You can now text 911 during an emergency in Suffolk County.
The service, which has been in testing for several months, is now officially functioning.
County Executive Steve Bellone said the program was implemented as a response to recent mass shootings, referencing the latest tragedy in Pittsburgh that left 11 dead in a synagogue in the city’s Squirrel Hill neighborhood.
“As we see these terrible incidents playing out on our television screens, we recognize that a new reality exists out there,” Mr. Bellone said during the announcement at Suffolk County police headquarters in Yaphank last Thursday.
Officials said the service could help save lives during emergencies when making a phone call is not always feasible, such as an active shooter situation or a domestic violence incident.

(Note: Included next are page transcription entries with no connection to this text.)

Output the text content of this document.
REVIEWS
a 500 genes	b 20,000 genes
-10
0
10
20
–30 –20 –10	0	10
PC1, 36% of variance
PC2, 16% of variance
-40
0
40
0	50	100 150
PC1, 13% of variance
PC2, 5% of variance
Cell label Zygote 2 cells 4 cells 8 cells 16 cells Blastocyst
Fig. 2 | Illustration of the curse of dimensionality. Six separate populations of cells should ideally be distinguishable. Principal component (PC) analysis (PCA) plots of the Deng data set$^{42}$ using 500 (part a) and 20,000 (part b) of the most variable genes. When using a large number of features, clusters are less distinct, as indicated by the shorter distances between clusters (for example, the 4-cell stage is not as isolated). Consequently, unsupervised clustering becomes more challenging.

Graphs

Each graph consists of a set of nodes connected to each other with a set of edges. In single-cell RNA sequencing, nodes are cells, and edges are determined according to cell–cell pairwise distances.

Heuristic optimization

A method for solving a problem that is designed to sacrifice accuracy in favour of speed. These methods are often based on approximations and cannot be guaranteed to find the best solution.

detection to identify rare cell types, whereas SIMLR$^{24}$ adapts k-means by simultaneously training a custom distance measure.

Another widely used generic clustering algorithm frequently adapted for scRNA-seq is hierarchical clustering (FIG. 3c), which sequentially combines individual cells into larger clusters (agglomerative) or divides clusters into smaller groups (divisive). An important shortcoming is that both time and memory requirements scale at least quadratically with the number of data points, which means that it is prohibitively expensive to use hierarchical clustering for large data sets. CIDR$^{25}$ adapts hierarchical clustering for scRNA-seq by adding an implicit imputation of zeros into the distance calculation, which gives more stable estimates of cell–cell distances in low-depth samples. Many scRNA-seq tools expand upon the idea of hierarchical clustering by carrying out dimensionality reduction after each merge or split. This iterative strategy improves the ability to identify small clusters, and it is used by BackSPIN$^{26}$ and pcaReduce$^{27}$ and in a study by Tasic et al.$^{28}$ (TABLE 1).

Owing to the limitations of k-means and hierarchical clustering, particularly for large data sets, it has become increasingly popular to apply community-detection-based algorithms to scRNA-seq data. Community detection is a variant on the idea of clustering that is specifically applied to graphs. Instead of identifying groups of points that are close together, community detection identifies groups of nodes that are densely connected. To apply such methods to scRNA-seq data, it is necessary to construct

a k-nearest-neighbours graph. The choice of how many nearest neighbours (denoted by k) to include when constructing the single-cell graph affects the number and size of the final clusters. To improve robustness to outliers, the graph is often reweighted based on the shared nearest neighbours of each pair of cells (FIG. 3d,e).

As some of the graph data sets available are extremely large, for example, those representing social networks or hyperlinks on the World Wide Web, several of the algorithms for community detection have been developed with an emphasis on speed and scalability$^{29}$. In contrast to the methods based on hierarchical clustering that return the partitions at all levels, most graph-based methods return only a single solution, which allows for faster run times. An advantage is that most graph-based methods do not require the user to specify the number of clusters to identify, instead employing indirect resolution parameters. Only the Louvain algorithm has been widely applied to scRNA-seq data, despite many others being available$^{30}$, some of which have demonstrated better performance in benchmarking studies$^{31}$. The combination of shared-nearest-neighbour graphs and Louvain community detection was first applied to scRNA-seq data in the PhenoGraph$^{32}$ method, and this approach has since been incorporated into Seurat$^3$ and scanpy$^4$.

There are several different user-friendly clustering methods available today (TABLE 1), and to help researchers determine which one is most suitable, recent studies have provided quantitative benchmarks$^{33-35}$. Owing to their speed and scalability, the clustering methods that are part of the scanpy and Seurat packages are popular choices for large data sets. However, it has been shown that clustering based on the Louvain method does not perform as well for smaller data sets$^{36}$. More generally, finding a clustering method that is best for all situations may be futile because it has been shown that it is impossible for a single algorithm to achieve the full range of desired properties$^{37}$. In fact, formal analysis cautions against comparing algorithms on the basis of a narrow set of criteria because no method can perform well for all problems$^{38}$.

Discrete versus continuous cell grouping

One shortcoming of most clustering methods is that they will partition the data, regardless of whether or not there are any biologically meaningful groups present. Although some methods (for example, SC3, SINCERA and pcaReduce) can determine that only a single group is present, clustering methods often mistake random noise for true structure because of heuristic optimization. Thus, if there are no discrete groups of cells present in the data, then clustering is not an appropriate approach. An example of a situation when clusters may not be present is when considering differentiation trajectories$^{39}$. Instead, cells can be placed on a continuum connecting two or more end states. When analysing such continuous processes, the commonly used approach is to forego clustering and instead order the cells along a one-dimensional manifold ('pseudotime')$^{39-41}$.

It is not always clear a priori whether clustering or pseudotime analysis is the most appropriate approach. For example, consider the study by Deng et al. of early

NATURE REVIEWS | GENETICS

“Seconds matter. Seconds can mean the difference between life and death,” Mr. Bellone said.
Individuals who are hearing or speech impaired may also benefit from the service, he said.
A text to 911 will go directly to one of 12 emergency call centers in the county, where a dispatcher can respond via text and dispatch local police to the location.
According to Suffolk County Police Commissioner Geraldine Hart, texts to 911 must include an exact address and location and type of emergency.
“Be prepared to answer any questions that the 911 operator may text back. Use plain language; do not use abbreviations, symbols, emojis or photos,” Ms. Hart said in a statement.
The system cannot accommodate video or group texts either, the police commissioner said. Texts should be concise.
“If you can, as always, we strongly encourage you to please call 911,” she said. “That is the most efficient and fastest way to get help.”
Local police departments in Riverhead, Southold and Southampton are equipped to accept the service, for which testing began in July.
Southold Police Chief Martin Flatley said residents have already used the service.
“We have had texts from Spanish-speaking residents that were able to use Google Translate to communicate with us,” he said by email last Thursday.
Riverhead Police Chief David Hegermiller said the service is a great idea.
“The way technology is going, it’s fantastic. You want your voice heard and it’s there if you need it,” he said Friday.
A spokesperson for the county executive said the service initially cost $72,000 to upgrade the county’s emergency infrastructure and carries an annual cost of $49,500, funded in part by surcharges on cellular users.
Earlier this year, the county began offering the RAVE smartphone app to schools and libraries across Suffolk County. The app features a panic button that can alert police to emergency situations, such as an active shooter.
Ms. Hart said police presence has increased at schools countywide and active shooter drills have been held in schools, banks, malls, hospitals and houses of worship.
“We have reached thousands of residents,” she said. “The tragic events in Pittsburgh are a stark reminder that we must remain vigilant.”